As with changing impact during incident investigation and resolution, a change in urgency is most often not going to change incident handling, if we assume, once again, that all incidents are being resolved as rapidly as possible. Tracking the evolution of urgency during an incident is of value when it becomes evident that the incident will not be resolved before the urgency deadline is passed. The following scenario makes the issue clear.
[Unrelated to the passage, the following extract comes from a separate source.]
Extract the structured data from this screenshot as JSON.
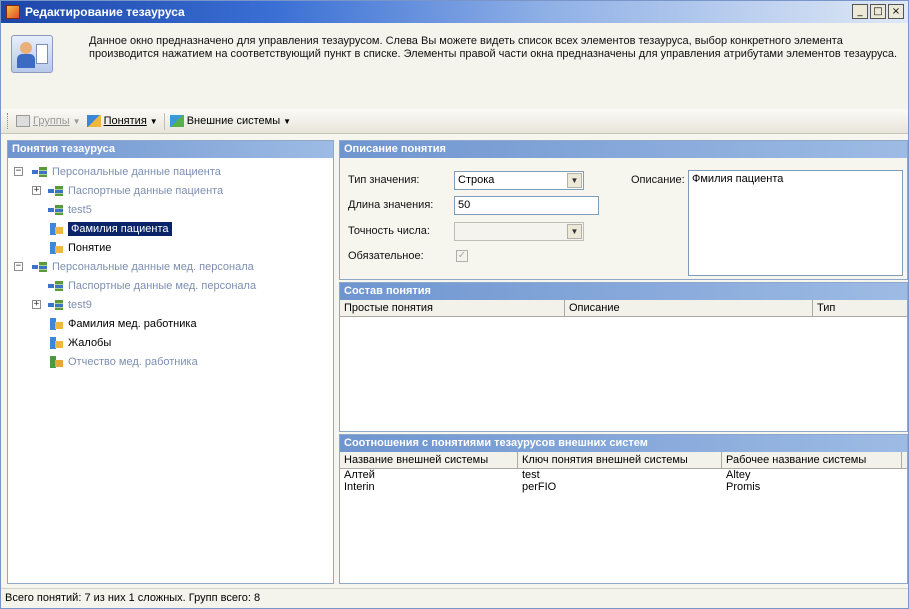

Suppose a CEO’s assistant has to prepare and print a series of confidential reports for a board meeting that starts at 14:00. Assume further that the assistant uses a local printer, in order to handle the confidentiality issues, and that this printer fails. Finally, assume that it will take at least 15 minutes to print, collate and distribute the relevant reports. That means there is an urgency deadline at 13:45. If the printer is not available at that time, the impact of the incident will increase very significantly. Now, let us assume that the assistant notices a problem with the printer at 10:00 and reports it to the service desk, but fails to mention the board meeting deadline. The service desk, having no reason to assume a particular urgency, assigns a relatively low priority to the incident. As a result, work on it does not start until 13:30. The assistant quickly grasps the quandary and informs the technician of the deadline. The urgency of the incident thus changes and should be noted in the incident record. If, given the very short amount of time to the urgency deadline, it is apparent that the incident cannot be resolved by that deadline, then the service provider needs to inform the assistant and needs to prepare for some major criticism. The only situation that would be worse than this is to fail to inform the assistant that the deadline cannot be met. Consequently, an increase in urgency might require special communications to handle failure to resolve the incident by the desired time.
There is yet another, exceptional, situation in which change in urgency might affect incident handling. Suppose incident A is recorded with a relatively high urgency, but it is then determined that the urgency is, in fact, lower than initially recorded. Suppose furthermore that another incident, B, occurs after incident A and has a higher priority. Assume, too, that both incidents need to be handled by the same person. Thus, a backlog is created for that incident handler. In such a scenario, it might be beneficial to stop work on incident A, take care of incident B, with its higher priority, and then return to incident A.
I emphasize “might” because, according the the theory of constraints, stopping a task in the middle to perform a different task and then return to the first one is one of the surest ways to reduce overall throughput. Such an approach creates wasteful duplicated effort, causing irrecoverable knock-on effects. Therefore, if the workload for the incident handler is very high, it might be better to first resolve incident A before handling incident B, even though incident B has a higher priority. On the other hand, if the workload is very low, and the risk of a knock-on effect from re-prioritizing the incidents is low, then it might be possible to finesse the situation and handle the incident B first.
We have given above a set of patterns for handling incidents that combine aspects of a process-oriented approach, with its fixed order of events and its fixed inputs and outputs, with aspects of adaptive case management, where the order of events is determined by the unpredictable arrival of new information and the events unfold as information becomes available.